Esas No : 2013/117
Karar No : 2015/3744
Borçlu şirket adına düzenlenen ve ilk vergi ve ceza ihbarnamelerinin şirket müdürüne tebliğ edildiği adres bilinen adres kapsamında sayılacağından, vergi borçlusu şirkete ait (2) no.lu ihbarnamelerin söz konusu adreste tebliğine çalışılmadan şirketin ticaret siciline kayıtlı adresinde tebliğ edilememesi neden gösterilerek ilan yoluyla tebliğinde hukuka uygunluk bulunmadığı hk.
İstemin Özeti: Davacı adına, (…) Ltd. Şti.’nden tahsil imkanı kalmadığı ileri sürülen amme alacağı için ortak sıfatıyla düzenlenen 30.07.2008 tarih ve 34 ve 36 takip no.lu ödeme emirlerinin iptali istemiyle dava açılmıştır. Danıştay Üçüncü Dairesince verilen bozma kararına uyan Vergi Mahkemesi kararıyla; borçlu şirket adına düzenlenen ve ilk vergi ve ceza ihbarnamelerinin şirket müdürüne tebliğ edildiği adres davalı idarenin bilgisi dahilinde olup, 213 sayılı Vergi Usul Kanunu’nun 101. maddesi uyarınca şirketin kanuni temsilcisinin adresi bilinen adres kapsamında sayılacağından, vergi borçlusu şirkete ait (2) no.lu ihbarnamelerin söz konusu adreste tebliğine çalışılmadan şirketin ticaret siciline kayıtlı adresinde tebliğ edilememesi neden gösterilerek ilan yoluyla tebliğinde hukuka uygunluk bulunmadığı, bu durumda usulüne uygun kesinleşmeyen vergi ve cezaların tahsili amacıyla düzenlenen ödeme emirlerinin de hukuka aykırı olduğu gerekçesiyle ödeme emirlerini iptal etmiştir. Davalı idare tarafından, davacının ortağı olduğu şirket adına yapılan tarhiyatların kesinleşmesi üzerine düzenlenen (2) no.lu ihbarnamelerin ve ödeme emirlerinin usulüne uygun tebliğ edildiği, şirket ortağı sıfatıyla davacının sorumlu olması nedeniyle düzenlenen ödeme emirlerinin hukuka uygun olduğu ileri sürülerek kararın bozulması gerektiği ileri sürülmüştür.

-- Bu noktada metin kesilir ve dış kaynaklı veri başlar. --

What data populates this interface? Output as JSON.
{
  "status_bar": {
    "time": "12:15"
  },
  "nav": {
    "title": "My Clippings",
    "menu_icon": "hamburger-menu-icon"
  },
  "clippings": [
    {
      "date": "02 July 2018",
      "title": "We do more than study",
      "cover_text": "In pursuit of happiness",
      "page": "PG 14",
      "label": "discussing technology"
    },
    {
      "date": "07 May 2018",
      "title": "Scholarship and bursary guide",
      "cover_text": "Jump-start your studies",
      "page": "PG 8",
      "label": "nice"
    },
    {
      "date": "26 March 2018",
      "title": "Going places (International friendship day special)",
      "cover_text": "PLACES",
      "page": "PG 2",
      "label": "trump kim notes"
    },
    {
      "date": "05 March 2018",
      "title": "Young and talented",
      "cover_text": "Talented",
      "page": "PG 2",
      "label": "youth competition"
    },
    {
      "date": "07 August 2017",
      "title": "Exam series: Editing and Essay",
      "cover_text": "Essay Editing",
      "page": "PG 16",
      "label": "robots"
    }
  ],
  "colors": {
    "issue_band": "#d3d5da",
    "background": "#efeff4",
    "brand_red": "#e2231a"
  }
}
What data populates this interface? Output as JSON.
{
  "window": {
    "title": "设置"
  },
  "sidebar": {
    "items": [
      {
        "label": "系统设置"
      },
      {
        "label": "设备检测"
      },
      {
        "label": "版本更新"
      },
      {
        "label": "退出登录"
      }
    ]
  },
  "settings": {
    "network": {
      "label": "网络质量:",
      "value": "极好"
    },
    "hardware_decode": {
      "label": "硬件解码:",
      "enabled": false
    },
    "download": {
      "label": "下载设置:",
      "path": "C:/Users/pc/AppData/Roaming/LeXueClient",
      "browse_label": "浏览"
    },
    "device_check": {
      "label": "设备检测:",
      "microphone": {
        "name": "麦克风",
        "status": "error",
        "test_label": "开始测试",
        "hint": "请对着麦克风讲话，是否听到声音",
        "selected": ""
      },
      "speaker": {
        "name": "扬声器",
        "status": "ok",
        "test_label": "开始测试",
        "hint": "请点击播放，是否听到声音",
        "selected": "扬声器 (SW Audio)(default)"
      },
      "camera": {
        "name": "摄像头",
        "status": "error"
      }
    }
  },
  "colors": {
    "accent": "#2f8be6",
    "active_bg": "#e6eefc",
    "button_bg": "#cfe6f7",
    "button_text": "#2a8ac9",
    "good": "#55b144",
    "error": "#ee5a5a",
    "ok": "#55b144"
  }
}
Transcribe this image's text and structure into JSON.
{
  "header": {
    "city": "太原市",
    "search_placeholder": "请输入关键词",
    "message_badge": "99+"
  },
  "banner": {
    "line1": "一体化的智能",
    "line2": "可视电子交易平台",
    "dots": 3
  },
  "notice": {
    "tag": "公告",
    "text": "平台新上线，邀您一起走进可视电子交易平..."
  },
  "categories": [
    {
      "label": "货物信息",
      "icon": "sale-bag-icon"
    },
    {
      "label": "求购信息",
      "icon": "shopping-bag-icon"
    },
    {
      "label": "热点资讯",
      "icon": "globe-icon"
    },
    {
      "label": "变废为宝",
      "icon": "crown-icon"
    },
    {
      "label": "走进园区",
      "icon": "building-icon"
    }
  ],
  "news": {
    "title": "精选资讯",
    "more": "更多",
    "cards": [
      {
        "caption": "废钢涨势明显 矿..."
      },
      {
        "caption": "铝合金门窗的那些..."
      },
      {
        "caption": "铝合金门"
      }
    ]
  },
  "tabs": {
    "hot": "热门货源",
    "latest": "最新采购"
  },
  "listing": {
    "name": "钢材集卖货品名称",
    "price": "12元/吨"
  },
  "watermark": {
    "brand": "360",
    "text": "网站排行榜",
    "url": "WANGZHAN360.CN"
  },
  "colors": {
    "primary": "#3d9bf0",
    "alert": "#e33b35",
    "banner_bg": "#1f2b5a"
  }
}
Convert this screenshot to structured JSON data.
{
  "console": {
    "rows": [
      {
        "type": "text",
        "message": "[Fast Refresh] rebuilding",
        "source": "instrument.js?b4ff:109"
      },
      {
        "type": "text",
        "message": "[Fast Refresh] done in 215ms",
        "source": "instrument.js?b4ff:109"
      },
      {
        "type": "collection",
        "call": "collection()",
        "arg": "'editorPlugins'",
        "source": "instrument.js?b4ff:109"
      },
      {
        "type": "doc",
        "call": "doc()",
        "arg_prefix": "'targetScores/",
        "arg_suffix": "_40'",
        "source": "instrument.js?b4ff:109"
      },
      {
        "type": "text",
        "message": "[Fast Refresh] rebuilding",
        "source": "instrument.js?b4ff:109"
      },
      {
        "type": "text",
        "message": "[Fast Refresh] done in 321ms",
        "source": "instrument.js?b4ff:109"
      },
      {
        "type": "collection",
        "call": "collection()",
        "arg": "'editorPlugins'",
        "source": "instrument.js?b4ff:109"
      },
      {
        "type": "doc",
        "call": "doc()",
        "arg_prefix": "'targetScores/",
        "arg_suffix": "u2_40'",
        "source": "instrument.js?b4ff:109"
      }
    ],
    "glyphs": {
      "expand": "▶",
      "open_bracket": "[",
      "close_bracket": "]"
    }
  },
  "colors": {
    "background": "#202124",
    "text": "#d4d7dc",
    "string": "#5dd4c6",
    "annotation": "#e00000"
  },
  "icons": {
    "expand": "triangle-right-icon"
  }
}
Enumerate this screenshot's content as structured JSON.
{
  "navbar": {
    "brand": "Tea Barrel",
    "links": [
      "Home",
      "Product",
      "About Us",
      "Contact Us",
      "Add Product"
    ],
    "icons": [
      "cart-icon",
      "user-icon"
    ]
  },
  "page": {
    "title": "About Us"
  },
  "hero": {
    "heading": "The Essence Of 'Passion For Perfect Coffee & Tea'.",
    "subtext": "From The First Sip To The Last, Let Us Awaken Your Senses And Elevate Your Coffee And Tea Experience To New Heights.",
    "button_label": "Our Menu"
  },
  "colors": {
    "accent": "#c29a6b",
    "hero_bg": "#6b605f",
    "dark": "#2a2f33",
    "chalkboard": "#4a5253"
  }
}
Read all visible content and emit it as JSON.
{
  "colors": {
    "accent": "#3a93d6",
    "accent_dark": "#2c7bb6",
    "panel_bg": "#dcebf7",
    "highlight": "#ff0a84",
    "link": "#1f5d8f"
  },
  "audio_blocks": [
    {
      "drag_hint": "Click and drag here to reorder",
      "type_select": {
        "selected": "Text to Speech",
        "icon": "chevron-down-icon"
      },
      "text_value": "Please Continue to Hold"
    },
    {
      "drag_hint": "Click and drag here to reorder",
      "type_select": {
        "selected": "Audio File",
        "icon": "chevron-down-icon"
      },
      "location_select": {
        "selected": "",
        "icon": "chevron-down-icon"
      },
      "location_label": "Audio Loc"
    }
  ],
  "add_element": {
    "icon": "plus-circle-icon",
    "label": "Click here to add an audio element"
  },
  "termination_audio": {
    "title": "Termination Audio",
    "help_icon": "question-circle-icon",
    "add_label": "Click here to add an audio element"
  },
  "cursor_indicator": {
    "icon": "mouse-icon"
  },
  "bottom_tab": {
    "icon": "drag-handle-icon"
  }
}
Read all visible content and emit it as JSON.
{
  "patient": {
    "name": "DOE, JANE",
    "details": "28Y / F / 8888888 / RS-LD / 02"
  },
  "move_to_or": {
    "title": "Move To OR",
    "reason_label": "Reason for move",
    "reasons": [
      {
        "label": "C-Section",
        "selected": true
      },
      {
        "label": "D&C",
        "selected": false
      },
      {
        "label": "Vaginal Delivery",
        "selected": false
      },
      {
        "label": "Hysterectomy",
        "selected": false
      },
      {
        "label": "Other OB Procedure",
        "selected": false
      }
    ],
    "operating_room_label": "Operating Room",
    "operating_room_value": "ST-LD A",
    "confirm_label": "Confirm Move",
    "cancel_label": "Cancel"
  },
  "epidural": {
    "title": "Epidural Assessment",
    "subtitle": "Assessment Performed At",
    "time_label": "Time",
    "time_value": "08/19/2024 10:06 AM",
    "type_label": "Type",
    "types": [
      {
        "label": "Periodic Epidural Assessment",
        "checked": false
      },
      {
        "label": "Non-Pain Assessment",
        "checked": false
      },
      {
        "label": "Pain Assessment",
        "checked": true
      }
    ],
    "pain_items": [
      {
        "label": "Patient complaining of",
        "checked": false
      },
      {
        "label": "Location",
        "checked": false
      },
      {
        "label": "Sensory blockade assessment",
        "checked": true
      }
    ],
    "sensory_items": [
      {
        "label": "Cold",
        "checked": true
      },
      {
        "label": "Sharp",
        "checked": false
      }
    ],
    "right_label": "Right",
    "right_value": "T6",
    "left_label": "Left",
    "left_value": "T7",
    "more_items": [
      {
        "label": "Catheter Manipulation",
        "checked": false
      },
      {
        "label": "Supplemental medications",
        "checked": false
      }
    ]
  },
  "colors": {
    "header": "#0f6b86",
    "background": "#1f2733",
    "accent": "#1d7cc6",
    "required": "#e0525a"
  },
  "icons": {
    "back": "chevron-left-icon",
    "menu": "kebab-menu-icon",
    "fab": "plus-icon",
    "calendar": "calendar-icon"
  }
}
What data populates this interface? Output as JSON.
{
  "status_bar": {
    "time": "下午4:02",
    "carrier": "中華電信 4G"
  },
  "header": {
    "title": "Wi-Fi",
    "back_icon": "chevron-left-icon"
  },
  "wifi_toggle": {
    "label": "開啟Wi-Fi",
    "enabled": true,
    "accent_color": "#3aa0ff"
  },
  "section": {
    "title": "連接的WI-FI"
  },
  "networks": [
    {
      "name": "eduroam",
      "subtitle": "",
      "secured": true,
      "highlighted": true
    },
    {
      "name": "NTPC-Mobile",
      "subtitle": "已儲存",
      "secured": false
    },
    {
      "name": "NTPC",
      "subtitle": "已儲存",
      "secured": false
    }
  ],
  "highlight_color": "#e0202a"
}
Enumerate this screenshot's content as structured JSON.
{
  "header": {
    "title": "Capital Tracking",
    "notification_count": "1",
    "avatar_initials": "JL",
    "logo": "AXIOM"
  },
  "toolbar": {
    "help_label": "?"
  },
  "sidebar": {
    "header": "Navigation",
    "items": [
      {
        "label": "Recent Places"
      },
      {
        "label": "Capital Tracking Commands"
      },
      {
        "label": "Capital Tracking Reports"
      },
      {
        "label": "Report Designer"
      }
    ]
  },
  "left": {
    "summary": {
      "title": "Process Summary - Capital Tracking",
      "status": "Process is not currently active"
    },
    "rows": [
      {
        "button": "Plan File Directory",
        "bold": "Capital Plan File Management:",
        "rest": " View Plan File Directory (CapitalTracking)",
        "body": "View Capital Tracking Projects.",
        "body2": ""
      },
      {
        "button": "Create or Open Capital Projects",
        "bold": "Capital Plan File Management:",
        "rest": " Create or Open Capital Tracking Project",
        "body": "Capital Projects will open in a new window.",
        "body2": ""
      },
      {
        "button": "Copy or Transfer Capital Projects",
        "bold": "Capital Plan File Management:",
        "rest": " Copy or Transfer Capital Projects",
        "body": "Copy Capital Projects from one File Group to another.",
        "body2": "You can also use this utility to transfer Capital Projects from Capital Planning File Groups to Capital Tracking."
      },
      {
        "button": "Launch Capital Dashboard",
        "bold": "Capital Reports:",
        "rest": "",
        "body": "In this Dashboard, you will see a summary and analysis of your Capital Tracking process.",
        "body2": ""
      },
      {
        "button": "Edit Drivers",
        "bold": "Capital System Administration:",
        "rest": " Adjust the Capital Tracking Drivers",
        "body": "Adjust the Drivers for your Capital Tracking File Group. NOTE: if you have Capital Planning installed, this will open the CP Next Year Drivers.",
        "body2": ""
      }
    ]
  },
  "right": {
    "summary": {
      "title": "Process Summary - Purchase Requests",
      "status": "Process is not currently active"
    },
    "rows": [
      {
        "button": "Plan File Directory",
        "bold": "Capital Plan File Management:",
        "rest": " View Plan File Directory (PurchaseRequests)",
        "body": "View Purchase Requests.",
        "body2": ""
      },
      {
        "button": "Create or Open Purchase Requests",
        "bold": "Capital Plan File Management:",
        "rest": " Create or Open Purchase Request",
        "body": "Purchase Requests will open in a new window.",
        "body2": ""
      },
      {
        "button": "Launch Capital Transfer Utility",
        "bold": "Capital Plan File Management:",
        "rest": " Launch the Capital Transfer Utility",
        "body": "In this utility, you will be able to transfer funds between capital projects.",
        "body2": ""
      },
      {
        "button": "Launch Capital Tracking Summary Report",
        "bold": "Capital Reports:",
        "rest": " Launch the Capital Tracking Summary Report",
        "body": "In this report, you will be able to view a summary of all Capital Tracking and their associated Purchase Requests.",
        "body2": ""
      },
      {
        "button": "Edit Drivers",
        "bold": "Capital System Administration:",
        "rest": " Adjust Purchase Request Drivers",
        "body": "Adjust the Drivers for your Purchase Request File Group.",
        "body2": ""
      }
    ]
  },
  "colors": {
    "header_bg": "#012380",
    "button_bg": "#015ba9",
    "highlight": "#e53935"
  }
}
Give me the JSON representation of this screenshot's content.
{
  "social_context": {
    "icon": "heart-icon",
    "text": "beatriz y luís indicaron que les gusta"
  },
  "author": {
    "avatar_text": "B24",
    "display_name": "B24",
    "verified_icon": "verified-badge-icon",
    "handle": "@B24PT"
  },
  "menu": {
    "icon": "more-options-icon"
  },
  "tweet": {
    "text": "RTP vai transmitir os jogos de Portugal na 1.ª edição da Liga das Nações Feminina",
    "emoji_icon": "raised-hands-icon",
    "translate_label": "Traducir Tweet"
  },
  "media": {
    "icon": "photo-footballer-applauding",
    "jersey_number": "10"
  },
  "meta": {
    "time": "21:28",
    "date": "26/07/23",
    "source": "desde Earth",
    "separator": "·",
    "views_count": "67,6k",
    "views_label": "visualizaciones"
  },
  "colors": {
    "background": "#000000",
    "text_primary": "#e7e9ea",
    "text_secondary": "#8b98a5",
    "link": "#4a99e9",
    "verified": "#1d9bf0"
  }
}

Karar: Mahkeme kararlarının Danıştay tarafından bozulması halinde, mahkemelerce bozmaya ilişkin kararlar üzerine yeniden verilen kararlara karşı yapılan temyiz başvurularının, bozma kararındaki esaslara uyulup uyulmadığı yönünden incelenebileceği, temyiz istemine konu yapılan kararın Danıştay Üçüncü Dairesinin 09.04.2012 gün ve E. 2010/6347, K. 2012/1146 sayılı kararındaki esaslar doğrultusunda verildiği anlaşıldığından, temyiz dilekçesinde ileri sürülen sebepler sözü edilen kararın bozulmasını gerektirecek nitelikte görülmemiştir.
Açıklanan nedenlerle temyiz isteminin reddine ve kararın onanmasına, oybirliğiyle karar verildi.